# Bd probs - light fitting??? & MVB's



## mummybear (Nov 5, 2007)

Does anyone know where I can get a lightbulb fitting converter ie to change from a bayonet to screw in? 
Also if I change over to a Mercury Vapour Bulb is it possible to fix it to the ceiling inside the viv and what would I need to do it? Thanks in advance for any help you can give me


----------



## linda.t (Sep 28, 2007)

i've seen some on ebay
linda


----------



## Susie_L (Oct 10, 2007)

Maybe a bit late but Maplins sell the bayonet to screw converters, they're online as well...sorry don't know how to link.

Don't know much about mercury vapour bulbs though...Sorry


----------



## DeanThorpe (Apr 9, 2006)

yeh maplin, or livefood.co.uk or a lotof pet shops sell the converters...
however some are only rated to 60watt...others 100...so check.
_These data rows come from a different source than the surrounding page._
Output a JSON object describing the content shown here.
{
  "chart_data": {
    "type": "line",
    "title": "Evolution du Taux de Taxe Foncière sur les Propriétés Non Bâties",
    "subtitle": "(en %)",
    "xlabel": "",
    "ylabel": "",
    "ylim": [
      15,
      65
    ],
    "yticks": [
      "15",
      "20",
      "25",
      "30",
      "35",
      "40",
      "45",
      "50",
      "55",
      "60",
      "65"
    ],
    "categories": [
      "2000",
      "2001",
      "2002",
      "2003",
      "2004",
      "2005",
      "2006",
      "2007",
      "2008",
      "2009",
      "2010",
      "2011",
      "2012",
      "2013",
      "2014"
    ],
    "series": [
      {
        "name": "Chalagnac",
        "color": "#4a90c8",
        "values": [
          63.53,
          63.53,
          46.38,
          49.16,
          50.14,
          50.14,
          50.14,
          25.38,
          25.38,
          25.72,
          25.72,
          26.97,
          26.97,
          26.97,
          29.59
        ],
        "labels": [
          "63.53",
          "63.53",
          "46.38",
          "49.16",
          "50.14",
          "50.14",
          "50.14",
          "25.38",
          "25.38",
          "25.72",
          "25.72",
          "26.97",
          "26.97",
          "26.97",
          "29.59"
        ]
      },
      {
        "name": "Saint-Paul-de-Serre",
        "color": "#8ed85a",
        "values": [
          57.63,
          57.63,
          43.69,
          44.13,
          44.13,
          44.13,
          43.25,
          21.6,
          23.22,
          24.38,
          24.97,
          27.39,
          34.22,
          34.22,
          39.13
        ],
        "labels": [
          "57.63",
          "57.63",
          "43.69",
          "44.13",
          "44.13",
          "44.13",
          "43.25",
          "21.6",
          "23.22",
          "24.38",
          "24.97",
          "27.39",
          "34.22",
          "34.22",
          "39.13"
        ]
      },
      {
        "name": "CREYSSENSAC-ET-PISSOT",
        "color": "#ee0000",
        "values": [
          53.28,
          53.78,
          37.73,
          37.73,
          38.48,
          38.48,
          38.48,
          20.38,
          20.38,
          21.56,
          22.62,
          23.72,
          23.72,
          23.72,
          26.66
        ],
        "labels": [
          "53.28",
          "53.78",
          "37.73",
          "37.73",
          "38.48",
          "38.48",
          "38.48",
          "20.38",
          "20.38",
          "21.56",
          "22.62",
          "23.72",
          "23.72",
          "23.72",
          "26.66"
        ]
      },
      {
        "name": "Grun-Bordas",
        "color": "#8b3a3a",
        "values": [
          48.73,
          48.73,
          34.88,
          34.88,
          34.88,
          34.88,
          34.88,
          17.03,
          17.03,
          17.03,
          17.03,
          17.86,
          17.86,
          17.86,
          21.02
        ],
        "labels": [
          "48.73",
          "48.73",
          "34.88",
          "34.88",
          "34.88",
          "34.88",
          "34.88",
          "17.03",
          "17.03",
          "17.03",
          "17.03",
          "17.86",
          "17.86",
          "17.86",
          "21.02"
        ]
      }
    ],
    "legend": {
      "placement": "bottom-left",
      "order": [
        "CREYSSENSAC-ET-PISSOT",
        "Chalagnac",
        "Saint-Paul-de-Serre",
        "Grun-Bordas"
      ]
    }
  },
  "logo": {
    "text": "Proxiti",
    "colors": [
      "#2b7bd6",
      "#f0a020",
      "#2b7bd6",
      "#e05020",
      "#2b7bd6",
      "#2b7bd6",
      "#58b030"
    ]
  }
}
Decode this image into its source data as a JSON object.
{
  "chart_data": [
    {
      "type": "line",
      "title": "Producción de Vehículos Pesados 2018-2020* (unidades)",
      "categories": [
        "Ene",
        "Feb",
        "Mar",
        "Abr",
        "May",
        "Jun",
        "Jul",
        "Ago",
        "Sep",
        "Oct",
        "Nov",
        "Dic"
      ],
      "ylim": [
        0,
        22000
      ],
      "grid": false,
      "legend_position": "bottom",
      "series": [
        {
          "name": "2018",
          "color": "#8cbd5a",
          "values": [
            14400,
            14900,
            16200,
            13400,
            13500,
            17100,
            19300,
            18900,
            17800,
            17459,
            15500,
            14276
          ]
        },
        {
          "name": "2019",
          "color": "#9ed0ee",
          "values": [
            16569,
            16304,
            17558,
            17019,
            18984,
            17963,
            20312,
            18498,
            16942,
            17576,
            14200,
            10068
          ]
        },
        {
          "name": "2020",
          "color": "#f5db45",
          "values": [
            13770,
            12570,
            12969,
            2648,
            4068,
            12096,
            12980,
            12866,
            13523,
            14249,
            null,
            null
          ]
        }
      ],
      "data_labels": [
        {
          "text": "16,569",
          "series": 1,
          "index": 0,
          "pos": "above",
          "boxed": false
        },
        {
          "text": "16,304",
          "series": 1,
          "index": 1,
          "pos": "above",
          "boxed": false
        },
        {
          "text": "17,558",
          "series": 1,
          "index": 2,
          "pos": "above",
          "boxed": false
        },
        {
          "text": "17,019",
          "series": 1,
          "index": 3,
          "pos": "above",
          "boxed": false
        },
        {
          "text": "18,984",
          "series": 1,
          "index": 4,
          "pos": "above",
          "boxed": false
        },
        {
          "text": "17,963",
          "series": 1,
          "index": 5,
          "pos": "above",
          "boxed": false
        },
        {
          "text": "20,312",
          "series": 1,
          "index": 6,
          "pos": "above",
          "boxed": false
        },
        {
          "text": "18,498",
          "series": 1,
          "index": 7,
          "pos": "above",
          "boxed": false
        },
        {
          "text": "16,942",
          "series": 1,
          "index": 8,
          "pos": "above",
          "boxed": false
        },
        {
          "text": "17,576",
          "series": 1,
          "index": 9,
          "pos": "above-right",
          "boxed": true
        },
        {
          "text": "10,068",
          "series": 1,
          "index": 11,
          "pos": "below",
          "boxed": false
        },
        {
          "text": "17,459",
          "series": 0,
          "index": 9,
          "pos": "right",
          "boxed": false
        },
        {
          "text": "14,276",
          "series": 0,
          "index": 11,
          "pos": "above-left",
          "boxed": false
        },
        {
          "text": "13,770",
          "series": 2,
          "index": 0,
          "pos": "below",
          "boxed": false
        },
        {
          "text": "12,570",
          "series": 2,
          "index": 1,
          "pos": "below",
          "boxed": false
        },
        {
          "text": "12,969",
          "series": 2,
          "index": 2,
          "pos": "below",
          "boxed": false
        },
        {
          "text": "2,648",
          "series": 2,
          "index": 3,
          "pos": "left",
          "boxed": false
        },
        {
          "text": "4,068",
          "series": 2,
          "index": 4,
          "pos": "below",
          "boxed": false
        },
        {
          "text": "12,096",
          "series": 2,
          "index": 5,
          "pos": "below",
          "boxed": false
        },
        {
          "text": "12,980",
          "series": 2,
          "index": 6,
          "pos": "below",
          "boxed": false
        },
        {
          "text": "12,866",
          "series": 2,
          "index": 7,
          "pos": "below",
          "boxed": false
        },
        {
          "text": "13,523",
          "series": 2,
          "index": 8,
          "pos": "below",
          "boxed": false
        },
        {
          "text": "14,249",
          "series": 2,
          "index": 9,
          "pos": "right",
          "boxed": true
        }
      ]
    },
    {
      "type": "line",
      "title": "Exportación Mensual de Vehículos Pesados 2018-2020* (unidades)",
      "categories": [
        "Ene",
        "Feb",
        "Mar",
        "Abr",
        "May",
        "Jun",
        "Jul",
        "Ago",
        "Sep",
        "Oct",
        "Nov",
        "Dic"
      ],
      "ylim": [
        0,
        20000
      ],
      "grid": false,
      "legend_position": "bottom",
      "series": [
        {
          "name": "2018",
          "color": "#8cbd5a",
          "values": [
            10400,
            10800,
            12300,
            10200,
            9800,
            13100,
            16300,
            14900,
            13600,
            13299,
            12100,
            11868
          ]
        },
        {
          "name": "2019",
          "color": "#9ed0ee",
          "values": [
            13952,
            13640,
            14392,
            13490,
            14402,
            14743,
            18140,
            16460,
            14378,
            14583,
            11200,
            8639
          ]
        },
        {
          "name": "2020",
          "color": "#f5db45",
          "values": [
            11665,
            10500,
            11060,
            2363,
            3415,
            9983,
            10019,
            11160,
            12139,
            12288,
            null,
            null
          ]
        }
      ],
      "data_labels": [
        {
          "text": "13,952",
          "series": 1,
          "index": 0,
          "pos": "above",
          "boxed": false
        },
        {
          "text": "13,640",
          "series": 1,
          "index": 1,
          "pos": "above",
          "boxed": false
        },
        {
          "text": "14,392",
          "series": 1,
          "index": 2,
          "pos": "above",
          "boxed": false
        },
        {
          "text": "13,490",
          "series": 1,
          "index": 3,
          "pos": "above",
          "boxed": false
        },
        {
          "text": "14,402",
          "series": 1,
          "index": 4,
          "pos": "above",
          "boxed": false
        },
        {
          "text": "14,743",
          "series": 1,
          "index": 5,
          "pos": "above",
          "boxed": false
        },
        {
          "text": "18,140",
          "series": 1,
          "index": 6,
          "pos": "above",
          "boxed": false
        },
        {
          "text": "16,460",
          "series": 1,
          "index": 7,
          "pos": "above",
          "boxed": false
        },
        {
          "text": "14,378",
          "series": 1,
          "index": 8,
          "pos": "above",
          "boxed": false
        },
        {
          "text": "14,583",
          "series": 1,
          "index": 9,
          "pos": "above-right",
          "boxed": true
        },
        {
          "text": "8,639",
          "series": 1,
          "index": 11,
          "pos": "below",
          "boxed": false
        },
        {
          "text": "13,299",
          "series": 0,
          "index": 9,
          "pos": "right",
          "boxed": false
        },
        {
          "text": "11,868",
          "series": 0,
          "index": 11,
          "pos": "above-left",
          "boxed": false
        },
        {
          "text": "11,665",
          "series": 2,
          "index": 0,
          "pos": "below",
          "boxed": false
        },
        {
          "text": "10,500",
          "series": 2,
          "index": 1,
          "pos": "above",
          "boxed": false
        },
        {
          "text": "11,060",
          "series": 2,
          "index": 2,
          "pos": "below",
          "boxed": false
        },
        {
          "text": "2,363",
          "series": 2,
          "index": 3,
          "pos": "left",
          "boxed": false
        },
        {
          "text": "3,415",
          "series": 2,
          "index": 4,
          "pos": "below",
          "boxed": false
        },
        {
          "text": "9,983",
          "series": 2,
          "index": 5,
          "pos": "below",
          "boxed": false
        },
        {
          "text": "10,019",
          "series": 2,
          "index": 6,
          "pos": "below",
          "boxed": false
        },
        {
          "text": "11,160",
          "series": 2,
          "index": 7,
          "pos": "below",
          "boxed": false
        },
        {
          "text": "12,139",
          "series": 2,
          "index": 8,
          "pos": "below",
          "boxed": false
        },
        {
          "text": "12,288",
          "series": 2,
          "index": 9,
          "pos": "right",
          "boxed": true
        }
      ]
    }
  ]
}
the converters wont be suitable for an mvb though...they require a ceramic fitting.

Anyway, the other thread got all this sorted so you have a link to the ideal fitting now, i thought this quessie was familiar and just found the thread.


----------



## AndyDaDude (Oct 30, 2007)

i got an actual e.s (screw) holder off ebay for a bout £4 all in, imo better then a b.c fitting with an adaptor!


----------